Así que el boxeador se presentó una noche, vestido con un traje nuevo, impecable, en el club que le había indicado el detective. La actuación de Lisa ya estaba en el tramo final del repertorio. Fred Bucanan se colocó al fondo del local, en un extremo de la barra, y estuvo observando todo lo que ocurría a su alrededor. Lisa vestía el mismo traje plateado de lamé que llevaba la noche de su encuentro en el Casino de Madrid. Y también estaba igual de atractiva y si cabe más deseable que nunca. Casualmente, ella cantaba “Lover man”, su canción preferida, y él notó cómo en las tripas se le apelmazaba el mismo cosquilleo que siempre sentía al oír aquella voz, ligera y mansa, como un suave regato de primavera que le atravesara el alma de orilla a orilla. Pero también se dio cuenta de que en la primera fila de mesas había un hombre solitario que, más que mirarla con ojos enamorados, la contemplaba como un imbécil babeante ajeno a la desgracia que estaba a punto de sucederle. No podía estar equivocado, ese alelado tenía que ser el joyero de la calle Mallorca, no en vano lucía un enorme anillo con una piedra negra que no pasó inadvertido a la observación inquisitiva del boxeador. Además llevaba ropa de calidad, un detalle que un hombre elegante como él no podía dejar de valorar como se merecía.  

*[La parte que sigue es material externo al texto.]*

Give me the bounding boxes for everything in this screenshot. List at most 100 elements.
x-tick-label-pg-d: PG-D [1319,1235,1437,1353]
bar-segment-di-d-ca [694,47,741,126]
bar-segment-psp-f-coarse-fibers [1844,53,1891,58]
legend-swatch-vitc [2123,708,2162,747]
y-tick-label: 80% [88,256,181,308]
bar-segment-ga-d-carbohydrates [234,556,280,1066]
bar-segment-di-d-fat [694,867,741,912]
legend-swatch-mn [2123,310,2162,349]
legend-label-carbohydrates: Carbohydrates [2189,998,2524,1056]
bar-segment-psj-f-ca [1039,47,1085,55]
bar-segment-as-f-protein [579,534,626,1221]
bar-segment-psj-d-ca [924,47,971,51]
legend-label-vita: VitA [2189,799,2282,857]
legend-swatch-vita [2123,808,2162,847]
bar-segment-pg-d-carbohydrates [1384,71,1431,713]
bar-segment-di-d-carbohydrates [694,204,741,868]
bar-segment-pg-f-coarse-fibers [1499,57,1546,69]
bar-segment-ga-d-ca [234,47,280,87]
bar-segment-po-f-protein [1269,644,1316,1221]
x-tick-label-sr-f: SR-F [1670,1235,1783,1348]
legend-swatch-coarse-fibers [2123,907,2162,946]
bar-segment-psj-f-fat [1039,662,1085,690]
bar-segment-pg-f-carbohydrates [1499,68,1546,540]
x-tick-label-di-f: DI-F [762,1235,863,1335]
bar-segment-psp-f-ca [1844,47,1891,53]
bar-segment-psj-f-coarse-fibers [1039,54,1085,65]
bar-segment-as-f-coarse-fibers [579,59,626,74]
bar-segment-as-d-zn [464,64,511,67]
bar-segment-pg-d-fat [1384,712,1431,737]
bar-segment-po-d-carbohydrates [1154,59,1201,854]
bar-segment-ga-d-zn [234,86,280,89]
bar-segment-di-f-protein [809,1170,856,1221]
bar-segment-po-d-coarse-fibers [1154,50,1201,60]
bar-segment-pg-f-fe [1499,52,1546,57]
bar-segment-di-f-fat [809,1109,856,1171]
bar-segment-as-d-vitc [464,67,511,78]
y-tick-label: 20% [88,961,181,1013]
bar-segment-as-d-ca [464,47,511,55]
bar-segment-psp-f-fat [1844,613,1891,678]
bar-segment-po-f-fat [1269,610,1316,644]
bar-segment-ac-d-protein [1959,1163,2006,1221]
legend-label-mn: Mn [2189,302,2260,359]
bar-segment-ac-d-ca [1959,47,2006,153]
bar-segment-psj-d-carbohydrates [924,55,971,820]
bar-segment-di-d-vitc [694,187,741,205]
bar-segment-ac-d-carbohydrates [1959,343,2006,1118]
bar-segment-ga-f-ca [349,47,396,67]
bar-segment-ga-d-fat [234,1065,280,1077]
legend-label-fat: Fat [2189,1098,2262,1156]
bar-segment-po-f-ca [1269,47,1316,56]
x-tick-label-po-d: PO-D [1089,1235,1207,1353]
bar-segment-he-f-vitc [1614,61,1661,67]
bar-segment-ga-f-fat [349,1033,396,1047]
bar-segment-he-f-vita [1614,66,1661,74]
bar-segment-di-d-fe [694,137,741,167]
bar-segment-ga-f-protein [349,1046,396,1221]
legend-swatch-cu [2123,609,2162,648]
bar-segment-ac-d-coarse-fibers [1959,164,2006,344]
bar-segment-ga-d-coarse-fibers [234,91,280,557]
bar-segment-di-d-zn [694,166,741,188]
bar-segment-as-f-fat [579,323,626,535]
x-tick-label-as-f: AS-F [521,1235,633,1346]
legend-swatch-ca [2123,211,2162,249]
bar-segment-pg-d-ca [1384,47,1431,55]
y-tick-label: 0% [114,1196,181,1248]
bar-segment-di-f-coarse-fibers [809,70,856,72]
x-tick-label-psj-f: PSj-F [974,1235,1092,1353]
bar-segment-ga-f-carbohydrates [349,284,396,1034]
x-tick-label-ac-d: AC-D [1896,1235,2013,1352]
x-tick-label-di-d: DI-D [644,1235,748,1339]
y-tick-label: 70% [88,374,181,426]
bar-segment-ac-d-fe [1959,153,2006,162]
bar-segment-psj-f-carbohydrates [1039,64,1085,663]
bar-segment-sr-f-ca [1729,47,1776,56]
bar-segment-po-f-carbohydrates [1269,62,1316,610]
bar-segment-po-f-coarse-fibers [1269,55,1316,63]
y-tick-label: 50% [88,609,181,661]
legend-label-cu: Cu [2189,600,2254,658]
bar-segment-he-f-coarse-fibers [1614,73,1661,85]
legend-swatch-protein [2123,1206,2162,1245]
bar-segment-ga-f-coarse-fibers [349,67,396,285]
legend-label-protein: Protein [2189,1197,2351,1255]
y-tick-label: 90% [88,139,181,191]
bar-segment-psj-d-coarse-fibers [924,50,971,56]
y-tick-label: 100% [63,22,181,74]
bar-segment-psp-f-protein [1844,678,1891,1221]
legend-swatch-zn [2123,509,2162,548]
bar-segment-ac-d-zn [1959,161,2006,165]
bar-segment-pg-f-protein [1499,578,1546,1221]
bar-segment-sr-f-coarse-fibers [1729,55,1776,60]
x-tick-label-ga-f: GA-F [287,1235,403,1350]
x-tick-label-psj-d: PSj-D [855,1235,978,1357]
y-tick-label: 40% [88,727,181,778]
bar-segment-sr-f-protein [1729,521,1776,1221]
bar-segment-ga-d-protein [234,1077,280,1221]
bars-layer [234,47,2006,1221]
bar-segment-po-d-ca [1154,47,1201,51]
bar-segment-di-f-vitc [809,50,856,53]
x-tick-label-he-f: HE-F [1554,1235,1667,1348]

Naturalmente, en la barra se encontraba el jockey con el mondadientes dorado dándole vueltas en una boca llena de dientes amarillos y picudos. Como había bastante luz, advirtió que ese tipo tenía la piel oscura, como de muerto recién embalsamado. Sin duda estaba allí para vigilar de cerca el desarrollo del plan, tal como habría hecho mientras la cantante estuvo con él en Madrid. A Fred Bucanan se le llevaban los demonios pensando que había sido víctima de un tipo que casi no llegaba al borde de la barra. Pero lo peor fue que el muy cabrón llevaba puesto uno de sus trajes. Al principio no daba crédito a sus ojos por el tamaño del cuerpecillo del jockey, pero él sabía que ese traje era uno de los suyos porque en el ojal de la solapa brillaba con luz propia la insignia de su cofradía gastronómica. El boxeador quedó maravillado del perfecto trabajo de jibarización que el sastre había conseguido. Dedujo enseguida que los demás trajes habrían sufrido la misma operación reductora. Desde luego, el traje que llevaba puesto le sentaba al enano casi mejor que a él. Era sin duda una obra de arte. No pudo reprimir una sonrisa de admiración por un trabajo tan bien realizado.
A la mañana siguiente, Fred Bucanan llamó por teléfono al joyero y le puso al corriente de la aventura que iba a correr si decidía seguir encoñado con la cantante. Después se acercó a la pensión donde vivía el jockey, preguntó por él y le obligó a devolverle todos los trajes. Los repasó uno a uno y por un momento creyó que eran los de un niño de ocho años. También le quitó el dinero que tenía en la habitación, unos cuarenta mil euros, y como fin de fiesta le dio tal puñetazo en la nariz que lo dejó sangrando y empotrado en el armario donde había guardado el botín. Fred Bucanan no se preocupó demasiado por el paradero del mondadientes dorado. Seguramente, el jockey se lo habría tragado o rodaría hasta meterse debajo de la cama. A Mirta Ramos, Lisa Campos o como quiera que se llamase, ese mismo día por la tarde la encontraron muerta sobre la cama del joyero de la calle Mallorca.  Ese tipo le cortó el cuello con el mismo diamante que ella pretendía llevarse escondido en un hueco del sostén. Así lo declaró el joyero en la comisaría de la calle Layetana. Y es que Jimmy Sánchez, el jockey, la llamó por teléfono para que huyera a uña de caballo y afanara ante de irse lo que buenamente pudiera. La policía, como era de esperar, molestó durante un tiempo a Fred Bucanan, pero fue más por el tongo de su último combate que por la muerte de la cantante y el encarcelamiento del jockey. Al parecer, la justicia también tiene sus protocolos.